Ele assumiu em outubro do ano passado, quando a equipe estava mal no Brasileiro. Quase conseguiu levá-la às quartas-de-final.
Em entrevista à Folha, Candinho analisa o primeiro turno do Paulistão e explica como operou essa "revolução portuguesa".

Folha - Você esperava esse desempenho da Portuguesa?
Candinho - Não esperava ser o primeiro, mas esperava um bom trabalho e ficar entre os sete primeiros. Por dois motivos. Depois do Brasileiro, fizemos uma limpeza aqui, devolvemos vários jogadores. Formamos um grupo escolhido com cuidado.

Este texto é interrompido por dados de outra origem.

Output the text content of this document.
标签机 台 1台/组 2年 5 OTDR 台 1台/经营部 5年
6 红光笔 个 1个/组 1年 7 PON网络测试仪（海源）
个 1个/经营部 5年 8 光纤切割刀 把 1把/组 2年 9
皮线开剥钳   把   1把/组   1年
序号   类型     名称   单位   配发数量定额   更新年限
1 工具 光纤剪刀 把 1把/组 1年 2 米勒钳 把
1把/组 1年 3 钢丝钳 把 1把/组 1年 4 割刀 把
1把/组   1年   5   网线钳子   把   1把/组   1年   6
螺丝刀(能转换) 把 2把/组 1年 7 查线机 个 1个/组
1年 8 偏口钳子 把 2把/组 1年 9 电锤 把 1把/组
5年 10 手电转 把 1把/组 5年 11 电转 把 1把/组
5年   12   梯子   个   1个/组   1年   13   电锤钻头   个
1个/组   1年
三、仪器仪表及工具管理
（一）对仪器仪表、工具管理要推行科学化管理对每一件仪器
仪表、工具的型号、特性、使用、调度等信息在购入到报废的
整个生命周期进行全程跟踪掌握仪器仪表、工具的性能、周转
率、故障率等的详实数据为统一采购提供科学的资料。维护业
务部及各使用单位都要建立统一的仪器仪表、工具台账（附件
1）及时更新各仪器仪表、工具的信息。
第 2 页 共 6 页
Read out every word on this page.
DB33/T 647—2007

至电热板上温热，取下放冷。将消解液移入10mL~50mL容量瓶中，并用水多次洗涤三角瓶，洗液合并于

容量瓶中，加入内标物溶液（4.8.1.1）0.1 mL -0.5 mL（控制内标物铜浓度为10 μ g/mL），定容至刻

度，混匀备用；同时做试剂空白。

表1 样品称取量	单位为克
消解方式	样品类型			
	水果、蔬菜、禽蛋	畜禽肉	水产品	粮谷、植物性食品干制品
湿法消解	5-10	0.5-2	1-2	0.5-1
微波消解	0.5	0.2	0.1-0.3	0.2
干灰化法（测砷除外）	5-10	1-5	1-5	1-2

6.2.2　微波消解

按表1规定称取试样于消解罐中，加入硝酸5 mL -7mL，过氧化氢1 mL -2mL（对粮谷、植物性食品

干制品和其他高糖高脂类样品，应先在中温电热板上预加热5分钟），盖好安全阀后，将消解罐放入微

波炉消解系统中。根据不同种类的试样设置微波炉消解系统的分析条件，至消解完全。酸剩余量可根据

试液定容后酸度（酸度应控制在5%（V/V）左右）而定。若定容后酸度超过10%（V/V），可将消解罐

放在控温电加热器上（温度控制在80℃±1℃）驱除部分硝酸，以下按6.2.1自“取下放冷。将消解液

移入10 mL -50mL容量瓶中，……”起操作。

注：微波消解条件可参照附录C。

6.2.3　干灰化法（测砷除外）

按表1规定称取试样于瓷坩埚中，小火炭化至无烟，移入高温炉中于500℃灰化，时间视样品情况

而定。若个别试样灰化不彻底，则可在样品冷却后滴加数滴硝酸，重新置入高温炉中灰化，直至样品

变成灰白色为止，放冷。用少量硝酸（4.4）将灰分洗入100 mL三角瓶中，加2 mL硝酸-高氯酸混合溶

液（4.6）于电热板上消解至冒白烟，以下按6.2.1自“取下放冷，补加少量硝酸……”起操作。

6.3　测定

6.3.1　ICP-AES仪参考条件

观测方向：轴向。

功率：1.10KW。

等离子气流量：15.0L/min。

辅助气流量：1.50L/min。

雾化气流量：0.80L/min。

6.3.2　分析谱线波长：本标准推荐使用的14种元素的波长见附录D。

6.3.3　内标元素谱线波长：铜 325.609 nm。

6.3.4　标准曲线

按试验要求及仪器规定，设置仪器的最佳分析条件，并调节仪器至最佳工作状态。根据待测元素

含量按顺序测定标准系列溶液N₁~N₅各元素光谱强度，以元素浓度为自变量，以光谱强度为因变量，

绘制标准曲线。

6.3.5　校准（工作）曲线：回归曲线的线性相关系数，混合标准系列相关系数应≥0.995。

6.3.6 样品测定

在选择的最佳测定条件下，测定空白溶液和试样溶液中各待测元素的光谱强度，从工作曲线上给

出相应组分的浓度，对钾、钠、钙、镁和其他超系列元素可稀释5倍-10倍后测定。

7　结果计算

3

E fizemos em janeiro uma pré-temporada, enquanto Palmeiras e outros times que prosseguiram no Brasileiro só retornaram mais tarde. Foram 15 dias, não como na Europa, onde se fazem 40 dias, mas para o Brasil está bom.
Folha - A Portuguesa é hoje um time grande?
Candinho - Estamos mudando a filosofia da Portuguesa. O clube pensava muito pequeno. Começava sabendo que não ia ganhar.
Impusemos o mesmo esquema dos grandes times. Fizemos uma avaliação fisiológica completa, o que não se fazia. Começamos a fazer um trabalho científico, como o futebol de hoje exige.
Folha - O clube hoje já tem outra mentalidade?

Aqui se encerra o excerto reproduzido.